I’m somebody who’s hiked this big long adventure. The real adventure for me is finding these pockets of nature and a connection to nature so close to home and then watching these pockets cycle through the seasons. A tree that I used to love falls. I mourn it and realize that the root ball sticking up is now a habitat for animals. Suddenly, there’s sunlight touching the forest floor, and I see the new saplings grow. That brings me even more appreciation for the environment around me—more than that giant hike that took six months.

Today, I am a ranger at Mason Mill Park in DeKalb. I get to be in one of these intown forests every single day. Every day, when I walk around this park, I learn something new. Even on weekends when I’m not working, I bring my family here. When I’m giving kids tours, I like to take them “bushwhacking” off the trail. I bring them to a wreck of an automobile, hidden in the middle of the woods, surrounded by privet, wisteria, and loblolly pine. It’s been there since at least the 1960s. The kids feel like they’ve gone on a giant adventure. Kids have sparkles in their eyes, and we could learn from them.

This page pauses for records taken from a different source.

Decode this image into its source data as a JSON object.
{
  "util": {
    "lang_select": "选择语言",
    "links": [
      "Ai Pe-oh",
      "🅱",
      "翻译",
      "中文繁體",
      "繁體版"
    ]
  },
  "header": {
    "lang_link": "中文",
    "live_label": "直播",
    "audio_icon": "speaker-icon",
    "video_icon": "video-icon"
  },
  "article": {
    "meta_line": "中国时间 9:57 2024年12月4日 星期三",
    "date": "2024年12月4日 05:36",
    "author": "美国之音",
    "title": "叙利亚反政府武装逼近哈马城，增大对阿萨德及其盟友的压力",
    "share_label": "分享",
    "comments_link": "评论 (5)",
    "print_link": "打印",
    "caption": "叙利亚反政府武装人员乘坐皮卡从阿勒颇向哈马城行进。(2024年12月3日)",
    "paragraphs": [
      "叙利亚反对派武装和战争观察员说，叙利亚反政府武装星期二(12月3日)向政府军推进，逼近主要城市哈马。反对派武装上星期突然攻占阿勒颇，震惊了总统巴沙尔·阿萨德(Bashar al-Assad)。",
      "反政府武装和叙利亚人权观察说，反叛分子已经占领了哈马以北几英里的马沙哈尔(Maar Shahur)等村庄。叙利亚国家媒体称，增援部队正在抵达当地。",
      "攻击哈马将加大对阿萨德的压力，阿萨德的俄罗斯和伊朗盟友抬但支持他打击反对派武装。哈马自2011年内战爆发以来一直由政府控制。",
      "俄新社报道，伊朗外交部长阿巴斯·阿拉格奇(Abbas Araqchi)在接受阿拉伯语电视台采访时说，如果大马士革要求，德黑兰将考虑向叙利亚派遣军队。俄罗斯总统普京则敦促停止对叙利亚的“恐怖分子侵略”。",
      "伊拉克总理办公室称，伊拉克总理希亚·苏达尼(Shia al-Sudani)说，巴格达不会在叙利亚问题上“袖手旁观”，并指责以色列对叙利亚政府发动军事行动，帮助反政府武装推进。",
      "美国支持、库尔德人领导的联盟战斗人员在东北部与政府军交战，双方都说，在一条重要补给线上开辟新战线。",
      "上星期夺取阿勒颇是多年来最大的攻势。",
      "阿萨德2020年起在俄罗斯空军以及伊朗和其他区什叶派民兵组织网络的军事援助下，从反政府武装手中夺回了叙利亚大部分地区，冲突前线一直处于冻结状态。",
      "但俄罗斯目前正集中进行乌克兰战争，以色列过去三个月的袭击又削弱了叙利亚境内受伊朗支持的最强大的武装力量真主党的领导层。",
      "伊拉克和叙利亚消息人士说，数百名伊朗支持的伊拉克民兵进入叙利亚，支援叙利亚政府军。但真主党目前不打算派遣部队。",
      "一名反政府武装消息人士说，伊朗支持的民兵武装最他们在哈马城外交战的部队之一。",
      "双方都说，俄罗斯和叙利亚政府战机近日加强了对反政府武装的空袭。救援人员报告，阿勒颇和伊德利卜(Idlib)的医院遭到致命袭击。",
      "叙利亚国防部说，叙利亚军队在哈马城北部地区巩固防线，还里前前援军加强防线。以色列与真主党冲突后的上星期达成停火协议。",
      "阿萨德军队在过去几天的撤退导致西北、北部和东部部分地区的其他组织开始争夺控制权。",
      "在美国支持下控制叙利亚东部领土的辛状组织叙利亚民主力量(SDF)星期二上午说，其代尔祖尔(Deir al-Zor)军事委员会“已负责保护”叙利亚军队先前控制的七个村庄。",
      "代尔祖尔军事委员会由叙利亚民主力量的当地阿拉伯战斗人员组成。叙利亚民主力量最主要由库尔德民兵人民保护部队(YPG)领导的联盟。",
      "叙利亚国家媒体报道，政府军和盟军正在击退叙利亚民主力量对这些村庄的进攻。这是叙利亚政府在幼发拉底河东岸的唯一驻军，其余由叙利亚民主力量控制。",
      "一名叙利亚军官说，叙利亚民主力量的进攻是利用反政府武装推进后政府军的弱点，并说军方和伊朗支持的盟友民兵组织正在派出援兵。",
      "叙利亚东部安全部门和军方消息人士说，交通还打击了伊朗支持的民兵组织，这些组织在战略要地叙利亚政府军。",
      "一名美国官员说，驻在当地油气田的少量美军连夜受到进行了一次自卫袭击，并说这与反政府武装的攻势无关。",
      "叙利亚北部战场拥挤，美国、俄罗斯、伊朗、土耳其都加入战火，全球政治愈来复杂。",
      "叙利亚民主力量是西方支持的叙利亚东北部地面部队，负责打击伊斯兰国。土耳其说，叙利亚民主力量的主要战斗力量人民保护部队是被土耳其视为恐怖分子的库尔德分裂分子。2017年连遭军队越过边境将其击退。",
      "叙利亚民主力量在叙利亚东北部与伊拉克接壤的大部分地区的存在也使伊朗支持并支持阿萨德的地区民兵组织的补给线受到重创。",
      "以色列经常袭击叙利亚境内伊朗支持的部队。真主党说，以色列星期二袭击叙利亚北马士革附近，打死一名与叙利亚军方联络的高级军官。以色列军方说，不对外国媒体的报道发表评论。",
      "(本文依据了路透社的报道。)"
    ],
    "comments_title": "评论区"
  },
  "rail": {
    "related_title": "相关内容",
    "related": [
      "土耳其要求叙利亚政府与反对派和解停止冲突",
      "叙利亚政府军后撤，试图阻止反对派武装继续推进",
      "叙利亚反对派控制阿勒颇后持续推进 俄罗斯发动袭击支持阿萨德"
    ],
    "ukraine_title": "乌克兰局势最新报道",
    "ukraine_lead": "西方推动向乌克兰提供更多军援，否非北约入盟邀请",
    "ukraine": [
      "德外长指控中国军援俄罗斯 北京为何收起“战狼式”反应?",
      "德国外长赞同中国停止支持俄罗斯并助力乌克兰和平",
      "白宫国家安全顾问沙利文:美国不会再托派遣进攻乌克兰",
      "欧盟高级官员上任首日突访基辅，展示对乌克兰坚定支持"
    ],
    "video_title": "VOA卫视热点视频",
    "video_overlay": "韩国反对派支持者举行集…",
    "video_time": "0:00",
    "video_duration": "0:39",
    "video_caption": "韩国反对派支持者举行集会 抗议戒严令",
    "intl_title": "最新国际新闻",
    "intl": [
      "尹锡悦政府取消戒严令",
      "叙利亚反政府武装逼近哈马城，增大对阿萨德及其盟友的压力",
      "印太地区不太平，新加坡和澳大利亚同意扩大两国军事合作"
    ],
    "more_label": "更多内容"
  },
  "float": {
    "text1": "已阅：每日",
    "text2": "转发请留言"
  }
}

Sometimes, we miss what’s right in front of us because we’re busy or just don’t have enough information about what we’re seeing. A few years ago, my friend Eli Dickerson, the ecologist at Fernbank Museum of Natural History, showed me what a pawpaw is. Now I see them everywhere. Recently, I wrote a book called Secret Atlanta: A Guide to the Weird, Wonderful, and Obscure. I didn’t know there was a sandy beach in the tiny town of Pine Lake in DeKalb—20 minutes from my house. We can live in a city for as long as we do and still find new and exciting things every day. I think secrets are things we often think of as impediments to friendship and to connection. But sharing the secrets that we know with each other can break down those boundaries. We can build a connection with somebody and make this town a place that’s for all of us.

This article appears in our November 2021 issue.